The discourse on digital humanities in Korea began in the early 2000s. After discussing the crisis of humanities, and digital humanities as a breakthrough, academic organizations have built basic humanities databases through large-scale projects, and researchers have applied digital humanities to their respective fields. In the future, the discourse on digital humanities is likely to develop into a stage where small groups or individuals can produce digital materials and build databases. This paper proposes digital manuscript studies as a field of digital humanities. While Western traditional manuscript studies mainly research the appearance and the material aspects of the manuscript itself, recent Chinese manuscript studies are more focused on their content and meaning. The Institute of Manuscript Studies of Xihua Normal University, China combines traditional manuscript studies and recent Chinese manuscript studies with Dunhuang digital manuscripts as the main research materials.

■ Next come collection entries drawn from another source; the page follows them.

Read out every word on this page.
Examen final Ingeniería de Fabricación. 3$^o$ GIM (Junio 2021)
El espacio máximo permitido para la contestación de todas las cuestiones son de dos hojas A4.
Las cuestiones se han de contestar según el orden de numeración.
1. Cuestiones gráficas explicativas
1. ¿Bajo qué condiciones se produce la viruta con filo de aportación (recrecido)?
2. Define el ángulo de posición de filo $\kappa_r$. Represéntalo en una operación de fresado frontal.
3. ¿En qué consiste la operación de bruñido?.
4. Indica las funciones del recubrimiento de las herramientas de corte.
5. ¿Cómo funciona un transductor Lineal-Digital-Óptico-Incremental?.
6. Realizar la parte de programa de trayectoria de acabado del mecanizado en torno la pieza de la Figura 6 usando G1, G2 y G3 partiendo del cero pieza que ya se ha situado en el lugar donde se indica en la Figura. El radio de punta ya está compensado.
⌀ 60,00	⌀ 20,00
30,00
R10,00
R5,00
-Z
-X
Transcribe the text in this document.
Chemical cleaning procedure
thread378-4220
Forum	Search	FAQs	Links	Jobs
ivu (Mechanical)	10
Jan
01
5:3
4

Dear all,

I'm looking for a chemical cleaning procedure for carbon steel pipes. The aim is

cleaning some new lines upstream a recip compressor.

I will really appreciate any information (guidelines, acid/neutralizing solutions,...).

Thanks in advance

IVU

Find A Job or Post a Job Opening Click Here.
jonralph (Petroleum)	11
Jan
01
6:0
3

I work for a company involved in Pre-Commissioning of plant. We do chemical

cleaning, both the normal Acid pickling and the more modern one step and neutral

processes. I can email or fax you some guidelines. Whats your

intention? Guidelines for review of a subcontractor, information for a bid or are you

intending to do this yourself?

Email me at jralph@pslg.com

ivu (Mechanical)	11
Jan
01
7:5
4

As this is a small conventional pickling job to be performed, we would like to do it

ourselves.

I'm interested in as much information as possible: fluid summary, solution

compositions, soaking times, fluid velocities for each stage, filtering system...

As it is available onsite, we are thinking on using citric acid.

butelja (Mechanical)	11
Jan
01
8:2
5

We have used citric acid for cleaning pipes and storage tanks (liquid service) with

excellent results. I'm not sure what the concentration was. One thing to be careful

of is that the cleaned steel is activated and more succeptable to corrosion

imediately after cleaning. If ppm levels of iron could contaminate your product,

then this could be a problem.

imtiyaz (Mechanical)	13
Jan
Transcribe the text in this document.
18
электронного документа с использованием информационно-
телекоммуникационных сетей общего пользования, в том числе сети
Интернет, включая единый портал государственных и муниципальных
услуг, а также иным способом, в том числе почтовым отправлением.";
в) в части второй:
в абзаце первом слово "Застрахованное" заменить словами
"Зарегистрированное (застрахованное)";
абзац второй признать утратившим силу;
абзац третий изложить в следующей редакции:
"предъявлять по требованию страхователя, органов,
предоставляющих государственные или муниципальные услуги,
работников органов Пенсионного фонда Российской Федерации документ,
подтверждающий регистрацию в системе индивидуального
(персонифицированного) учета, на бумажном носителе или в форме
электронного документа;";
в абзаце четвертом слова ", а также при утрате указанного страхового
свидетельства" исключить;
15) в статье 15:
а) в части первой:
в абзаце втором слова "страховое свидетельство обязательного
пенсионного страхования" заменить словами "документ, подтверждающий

In the era of the “new normal” brought by the COVID-19 outbreak, Dunhuang digital materials are sufficient to become the subject of manuscript studies. The numerous images of Dunhuang manuscripts provided by the International Dunhuang Project (IDP) at the British Library are of good quality to be used in research. In particular, those provided by Gallica at the National Library of France have higher resolution than the IDP, which is useful for detailed research. In addition, the National Library of China consistently produces digital images of Dunhuang and provides them through the IDP.
This paper first introduces the discourse of digital humanities and the meaning of digital manuscript studies and then discusses the research methodology and future direction of digital manuscript studies with the Dunhuang digital materials as the main subject.